In Michelson’s view, the 2016 Standing Rock protests represented a kind of turning point for the environmental movement, which, much like the museum world, has largely been associated with well-to-do white people. Standing Rock “brought the environmental thread and the ongoing colonial thread together in a graphic way for people,” he said.
One piece featured in the exhibit had a strong connection to Standing Rock. Two “mirror shields” by artist Cannupa Hanska Luger were on display at “Nature’s Nation.” Fashioned out of plyboard and covered in reflective mylar, the shields actually served as protective gear for the water protectors at Standing Rock. When protesters held up the shiny boards, the police could see themselves in the reflection.
Born and raised on the Standing Rock Reservation in North Dakota, Luger is of Mandan, Hidatsa, Arikara, Lakota, Austrian, and Norwegian descent. “My relationship to the land has less to do with an artistic process and more to do with my upbringing, my heritage,” he said. He hopes the exhibit will spark further conversations around land issues, justice, and history.
“The level of indigenous voice in [‘Nature’s Nation’] is huge,” Luger said. He was happy to be included. Still, he has concerns about the phenomenon of casting Native Americans as mystical land protectors — and assigning them the burden of repairing damage to the land.
Michelson shares these concerns. “I’m also leery of Native people, indigenous people now being ‘noble savaged’ into icons of environmentalism,” he echoed.
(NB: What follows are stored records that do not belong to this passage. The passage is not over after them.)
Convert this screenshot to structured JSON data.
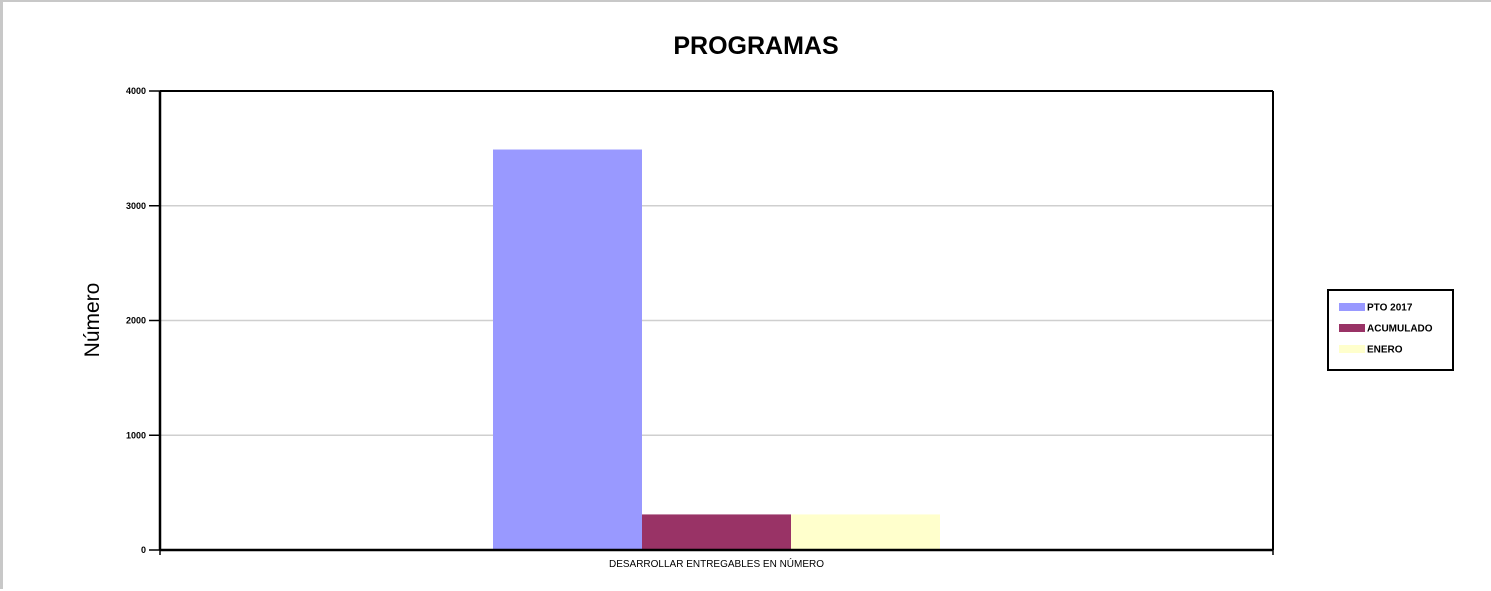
{
  "chart_data": {
    "type": "bar",
    "title": "PROGRAMAS",
    "xlabel": "",
    "ylabel": "Número",
    "categories": [
      "DESARROLLAR ENTREGABLES EN NÚMERO"
    ],
    "series": [
      {
        "name": "PTO 2017",
        "values": [
          3490
        ],
        "color": "#9999ff"
      },
      {
        "name": "ACUMULADO",
        "values": [
          310
        ],
        "color": "#993366"
      },
      {
        "name": "ENERO",
        "values": [
          310
        ],
        "color": "#ffffcc"
      }
    ],
    "ylim": [
      0,
      4000
    ],
    "yticks": [
      0,
      1000,
      2000,
      3000,
      4000
    ],
    "grid": true,
    "legend_position": "right"
  }
}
Think of the “Crying Indian” PSA from 1971. Giving space to marginalized voices can help to break down these caricatures of identity, while also shining light on other important issues. “What I think indigenous contemporary art does actually pretty well is to offer examples of critiques that are connecting all these things that need to be connected and looked at holistically,” Michelson said.
The exhibit was on display at Princeton from October to January. During its display at the Ivy League university, most visitors already seemed to be on board with climate action, said Kusserow, the curator.
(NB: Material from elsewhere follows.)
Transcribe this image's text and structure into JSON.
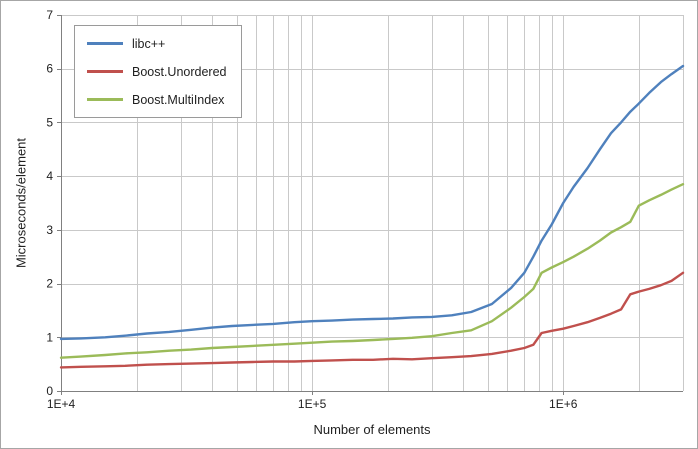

“In a way, we’re kind of preaching to the choir around here at Princeton,” Kusserow said. “I think most people came to the show with some knowledge of what we were trying to do, what climate change is, what the Anthropocene is.”
But that audience may soon change. In May, after leaving Salem, Massachusetts, where it is currently on display, the exhibit will head to its final destination: Crystal Bridges Museum of American Art in Bentonville, Arkansas. Unlike the two Northeastern locations, Bentonville is in a fairly red county. The museum, founded by Walmart heiress Alice Walton, attracts a large number of visitors — over 600,000 per year. More viewers are expected to see the exhibit there than anywhere else.
“Art carries ideology,” Michelson said. “And so it can shape public opinion.” He says he believes that environmental art could be the right medium to persuade those less familiar with the science of global warming. It strikes a balance — powerful enough to inspire change, and subtle enough not to dissuade nonbelievers.
“It’s not like somebody standing on a soapbox and arraigning you, or trying to stuff a handout in your hand,” Michelson said. “It just sits there. And you can look at it or not look at it, you can be bored by it and pass it by, or you can just sit there and take it in.”